神の霧



クロード・レジ Claude RÉGY
演出家。1923年生まれ。52年から演出活動をはじめ、特定の劇場や劇団に属することなく、独自の理念で、マルグリット・デュラス、ハロルド・ピンター、ヨン・フォッセなど、数多くの同時代作家の作品を上演する。81年以降、パリ国立高等演劇学校(コンセルヴァトワール)で教鞭を執り、また著書によっても若い演出家や俳優に影響を与えている。90年代以降では、ヨン・フォッセ作『だれか、来る』(99)やサラ・ケイン作『4.48サイコシス』(イザベル・ユペール主演、2002)が話題を集め、10年Shizuoka春の芸術祭での初来日公演では、フェルナンド・ペソア作『彼方へ 海の讃歌(オード)』が日本の観客にも熱烈に受け入れられた。

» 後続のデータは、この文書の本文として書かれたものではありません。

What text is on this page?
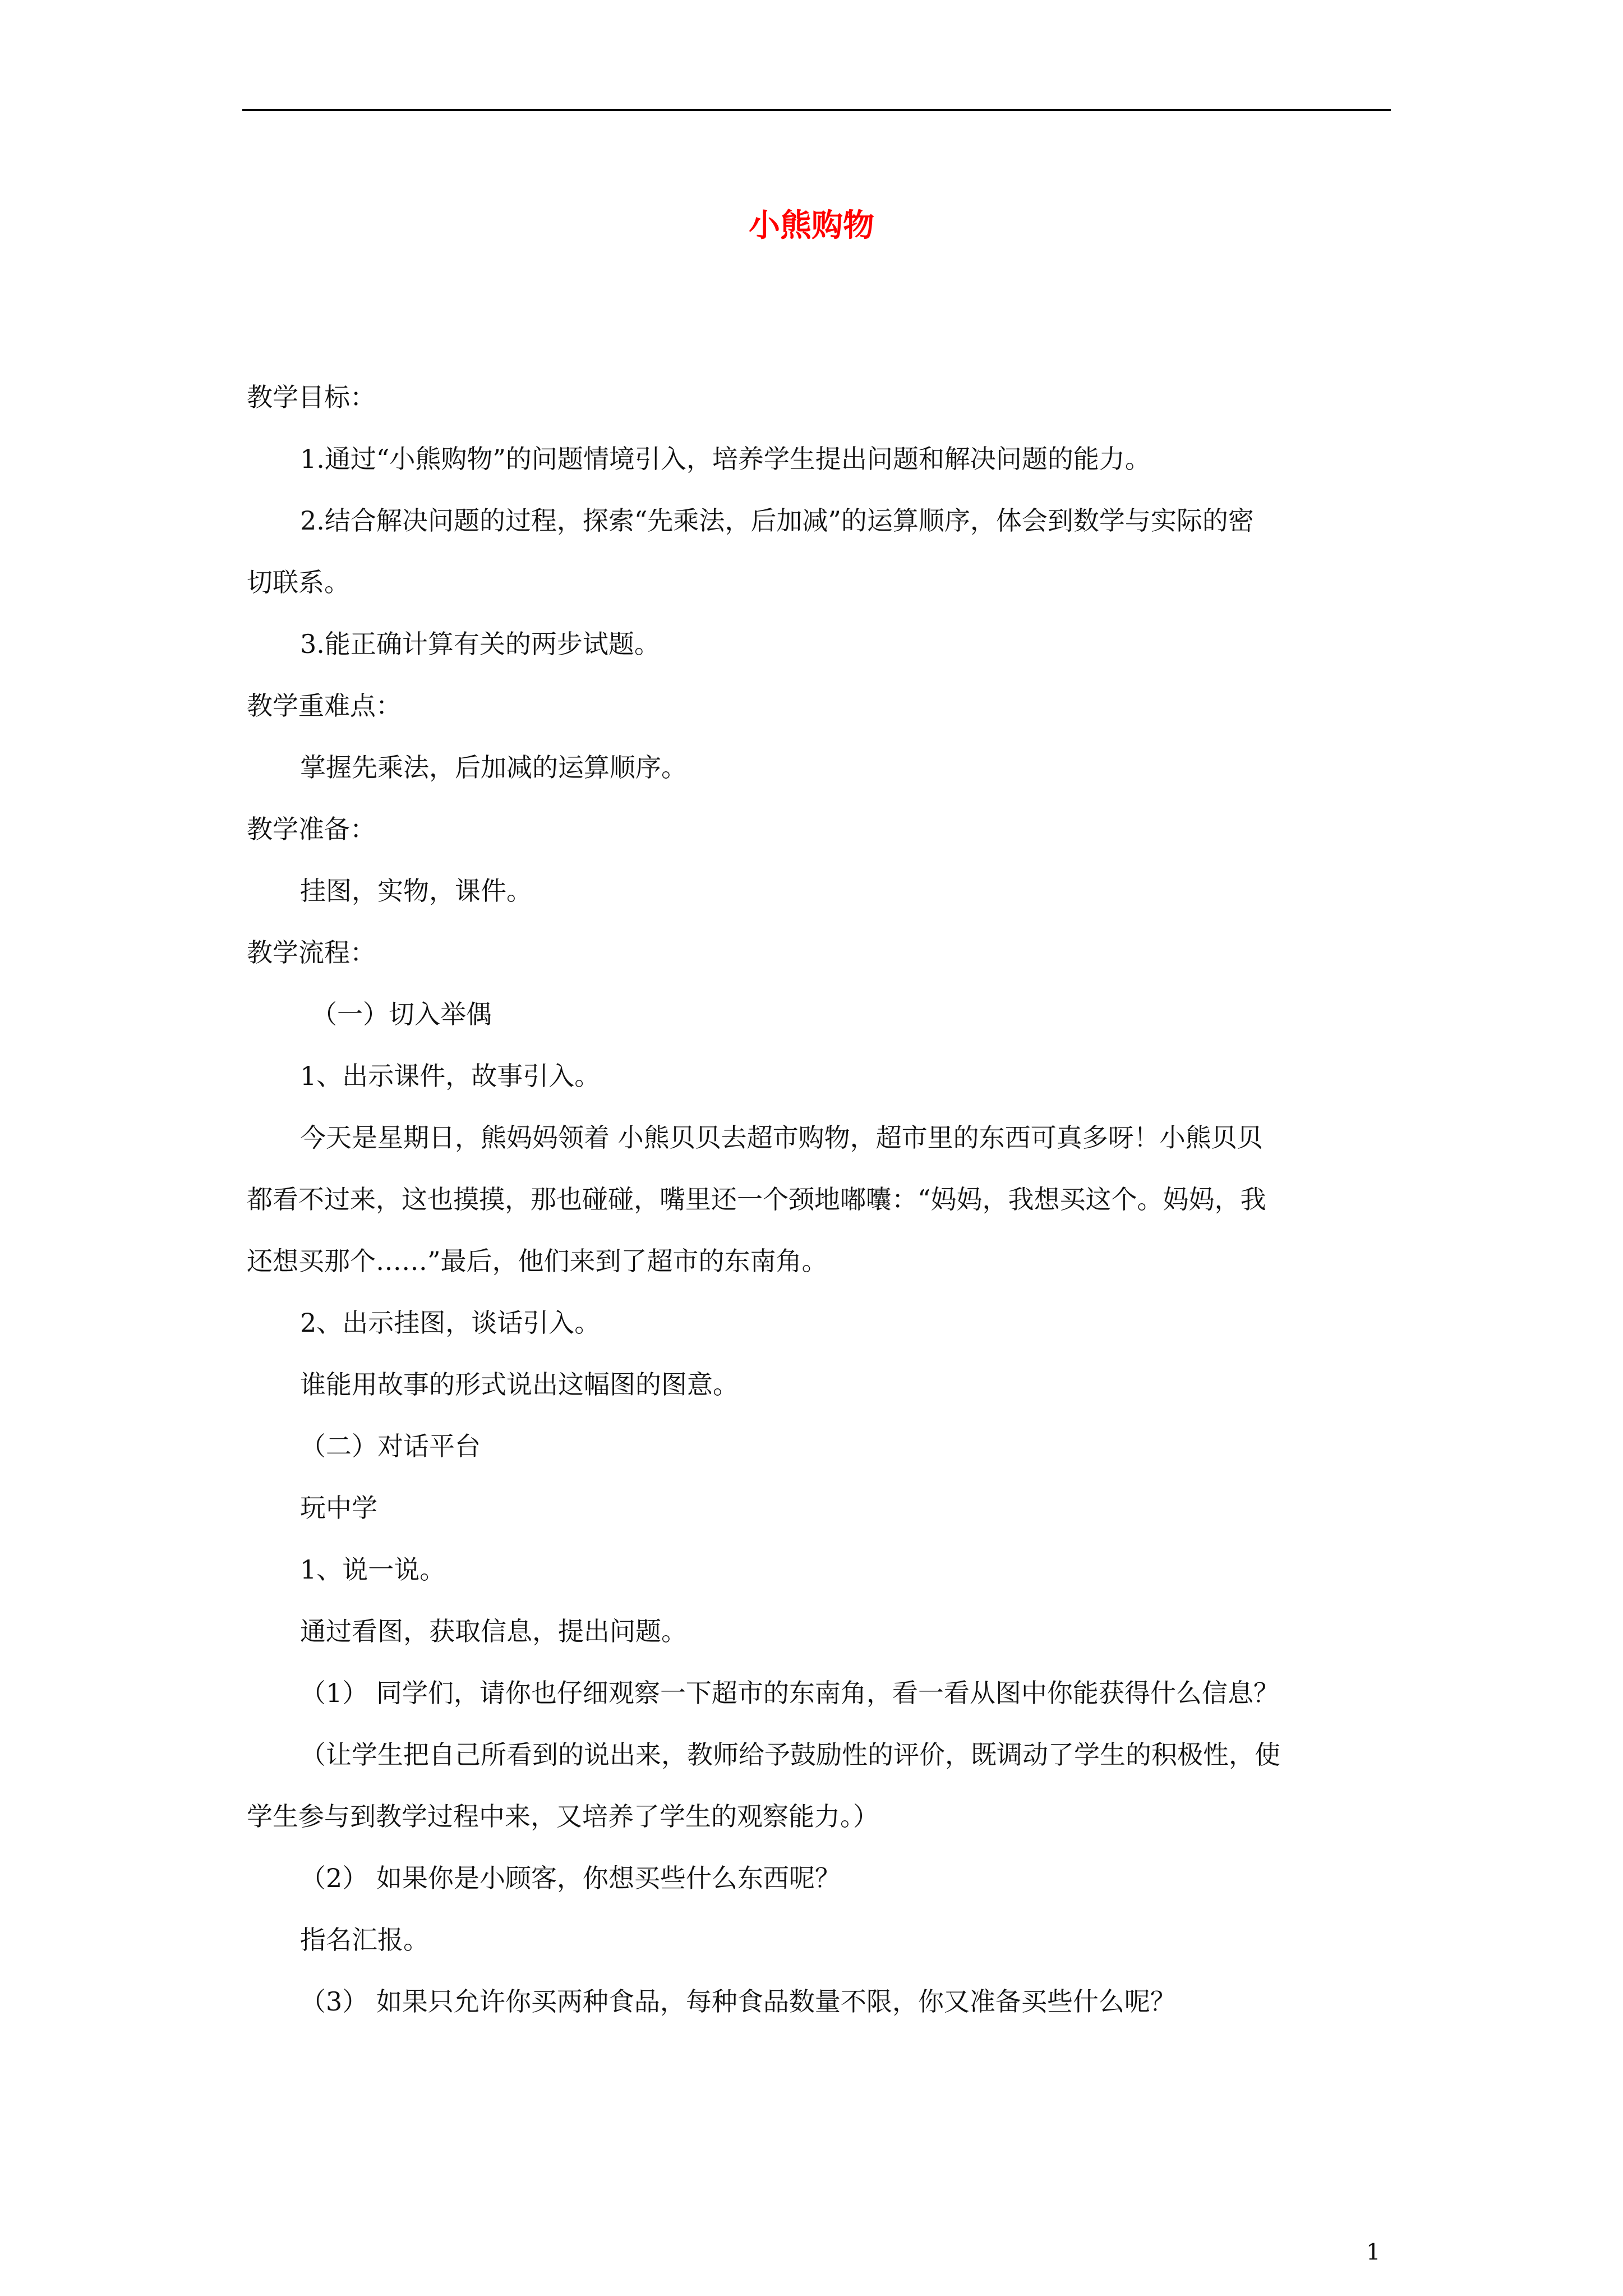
小熊购物

教学目标：

1.通过“小熊购物”的问题情境引入，培养学生提出问题和解决问题的能力。

2.结合解决问题的过程，探索“先乘法，后加减”的运算顺序，体会到数学与实际的密

切联系。

3.能正确计算有关的两步试题。

教学重难点：

掌握先乘法，后加减的运算顺序。

教学准备：

挂图，实物，课件。

教学流程：

（一）切入举偶

1、出示课件，故事引入。

今天是星期日，熊妈妈领着 小熊贝贝去超市购物，超市里的东西可真多呀！小熊贝贝

都看不过来，这也摸摸，那也碰碰，嘴里还一个颈地嘟囔：“妈妈，我想买这个。妈妈，我

还想买那个……”最后，他们来到了超市的东南角。

2、出示挂图，谈话引入。

谁能用故事的形式说出这幅图的图意。

（二）对话平台

玩中学

1、说一说。

通过看图，获取信息，提出问题。

（1） 同学们，请你也仔细观察一下超市的东南角，看一看从图中你能获得什么信息？

（让学生把自己所看到的说出来，教师给予鼓励性的评价，既调动了学生的积极性，使

学生参与到教学过程中来，又培养了学生的观察能力。）

（2） 如果你是小顾客，你想买些什么东西呢？

指名汇报。

（3） 如果只允许你买两种食品，每种食品数量不限，你又准备买些什么呢？

1
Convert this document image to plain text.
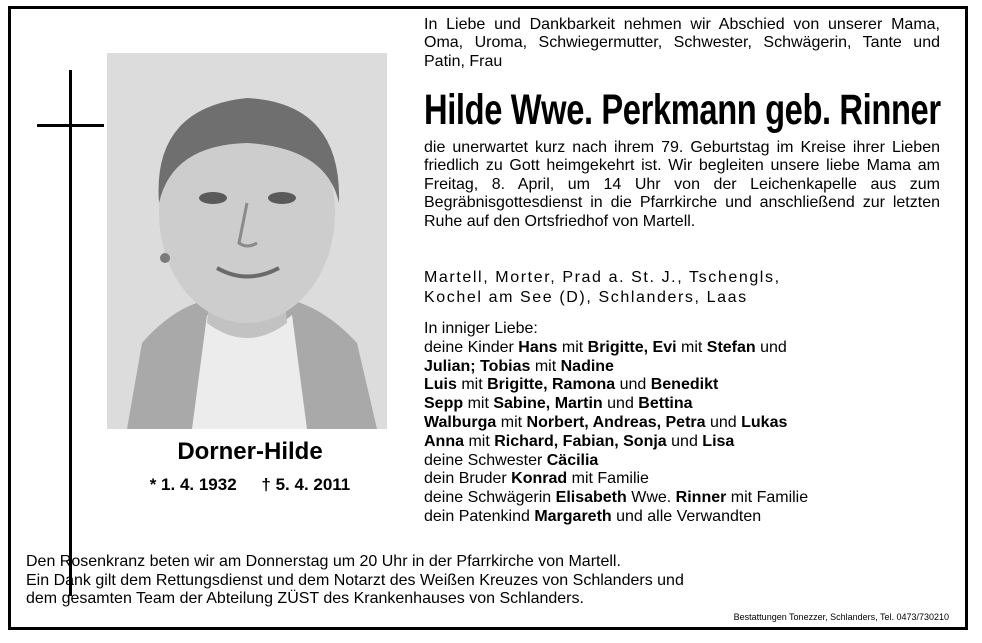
Dorner-Hilde
* 1. 4. 1932 † 5. 4. 2011
In Liebe und Dankbarkeit nehmen wir Abschied von unserer Mama, Oma, Uroma, Schwiegermutter, Schwester, Schwägerin, Tante und Patin, Frau
Hilde Wwe. Perkmann geb. Rinner
die unerwartet kurz nach ihrem 79. Geburtstag im Kreise ihrer Lieben friedlich zu Gott heimgekehrt ist. Wir begleiten unsere liebe Mama am Freitag, 8. April, um 14 Uhr von der Leichenkapelle aus zum Begräbnisgottesdienst in die Pfarrkirche und anschließend zur letzten Ruhe auf den Ortsfriedhof von Martell.
Martell, Morter, Prad a. St. J., Tschengls,
Kochel am See (D), Schlanders, Laas
In inniger Liebe:
deine Kinder Hans mit Brigitte, Evi mit Stefan und
Julian; Tobias mit Nadine
Luis mit Brigitte, Ramona und Benedikt
Sepp mit Sabine, Martin und Bettina
Walburga mit Norbert, Andreas, Petra und Lukas
Anna mit Richard, Fabian, Sonja und Lisa
deine Schwester Cäcilia
dein Bruder Konrad mit Familie
deine Schwägerin Elisabeth Wwe. Rinner mit Familie
dein Patenkind Margareth und alle Verwandten
Den Rosenkranz beten wir am Donnerstag um 20 Uhr in der Pfarrkirche von Martell.
Ein Dank gilt dem Rettungsdienst und dem Notarzt des Weißen Kreuzes von Schlanders und
dem gesamten Team der Abteilung ZÜST des Krankenhauses von Schlanders.
Bestattungen Tonezzer, Schlanders, Tel. 0473/730210
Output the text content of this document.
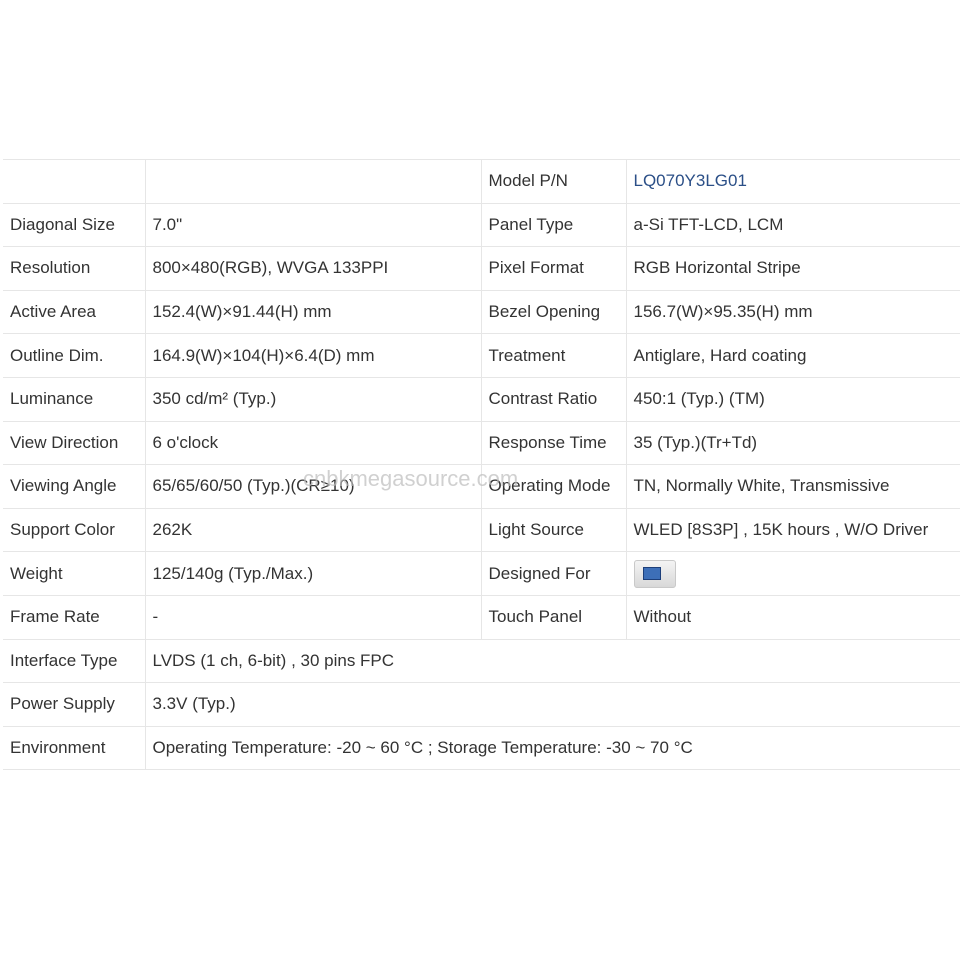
		Model P/N	LQ070Y3LG01
Diagonal Size	7.0"	Panel Type	a-Si TFT-LCD, LCM
Resolution	800×480(RGB), WVGA 133PPI	Pixel Format	RGB Horizontal Stripe
Active Area	152.4(W)×91.44(H) mm	Bezel Opening	156.7(W)×95.35(H) mm
Outline Dim.	164.9(W)×104(H)×6.4(D) mm	Treatment	Antiglare, Hard coating
Luminance	350 cd/m² (Typ.)	Contrast Ratio	450:1 (Typ.) (TM)
View Direction	6 o'clock	Response Time	35 (Typ.)(Tr+Td)
Viewing Angle	65/65/60/50 (Typ.)(CR≥10)	Operating Mode	TN, Normally White, Transmissive
Support Color	262K	Light Source	WLED [8S3P] , 15K hours , W/O Driver
Weight	125/140g (Typ./Max.)	Designed For	
Frame Rate	-	Touch Panel	Without
Interface Type	LVDS (1 ch, 6-bit) , 30 pins FPC		
Power Supply	3.3V (Typ.)		
Environment	Operating Temperature: -20 ~ 60 °C ; Storage Temperature: -30 ~ 70 °C		
cnbkmegasource.com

クロード・レジは自分の作品を映像に撮ることを、つねに固く禁じてきた。それは、作品の本質が目に見えないものであることを他の誰よりもよく知っているからであり、上演が生み出す捉えがたいもの、それを貫くひそやかな流れは、小さなテレビの箱のなかでは生きつづけることができないということを、他の誰よりもよく感じているからである。
それはレジが、生きる者同士の接触という至上の交流を、まだ信じているからである。同じ空間、つまり上演を経験する空間を共有することで、そこにいる者同士の間に生の流れが生じるということを。
だが一度だけ、レジがこの規則に例外を認めたことがある。それが、私がレジについて、レジとともに製作した『クロード・レジ、世界の火傷(Claude Régy, la brûlure du monde)』(2005)である。
私たちはともにこの作品の映像を観て、舞台の上で練り上げられた作品を、テレビ映像とは対極的な形で、イメージとして再構成する方法を見出すことが可能なのではないかと感じた。そしてそのためには、映画の技術を活用することで、生きた素材を、その息づかいを変質させないままに、映像素材に移し替える方法を探らなければならないと感じた。
問いつづけ、探りつづけること。映像に収めるのではなく、再創造すること。それが、作品を裏切らないための必要条件だった。
私たちは、この経験を経て、『神の霧』という舞台作品をもとにした映画を構想するに至った。これはレジの作品を全体として再構成する、最初の、そしておそらくは唯一の映画である。
この映画の中心は、クロード・レジの演出である。これは複数の出会いでもある。クロード・レジと、詩人タリエイ・ヴェースオースの、運命的な出会い。そして俳優ロラン・カザナーヴとの、やはり運命的な出会い。クロード・レジは数年前に、俳優養成のためのワークショップのなかで、この俳優と共同作業をしていたのだった。
この映画は、自らの芸術の絶頂にある偉大な演出家と、感性の巨人によってなされた驚くべき詩の融合として構想された。
透明な混沌の中で混じり合う、二つのラディカルな感性の重ね写しとして。
映画の夢として。
                                 アレクサンドル・バリー


 公演情報

舞台映像/フランス

■上映日時
6/9(日)11時30分上映開始
6/22(土) 10時30分/16時45分上映開始

上映時間:96分
フランス語上映/英語字幕

■会場
舞台芸術公園 稽古場棟「BOXシアター」

■チケット料金:500円

 スタッフ/ キャスト

監督:アレクサンドル・バリー
舞台演出:クロード・レジ
原作:タリエイ・ヴェースオース (連作『鳥』より)
翻訳:レジス・ボワイエ
出演:ロラン・カザナーヴ
製作:LGMテレビジョン、アトリエ・コンタンポラン、エム・メディア

 あらすじ

夏の盛り。マティスは仕事がなく、干し草刈りばかりしている。ある日、彼はヤマシギが石に打たれて死んでいるのにショックを受け、それを妹ヘグに話すがバカにされてしまう。別の日、マティスは妹に湖で魚を釣ってきてと頼まれる。舟を出し、遠くを眺めていると、次第に水が入ってくる。マティスはそれに気づくが、魚のことを考えたり、前の晩の妹との出来事を考えたりしてしまう・・・。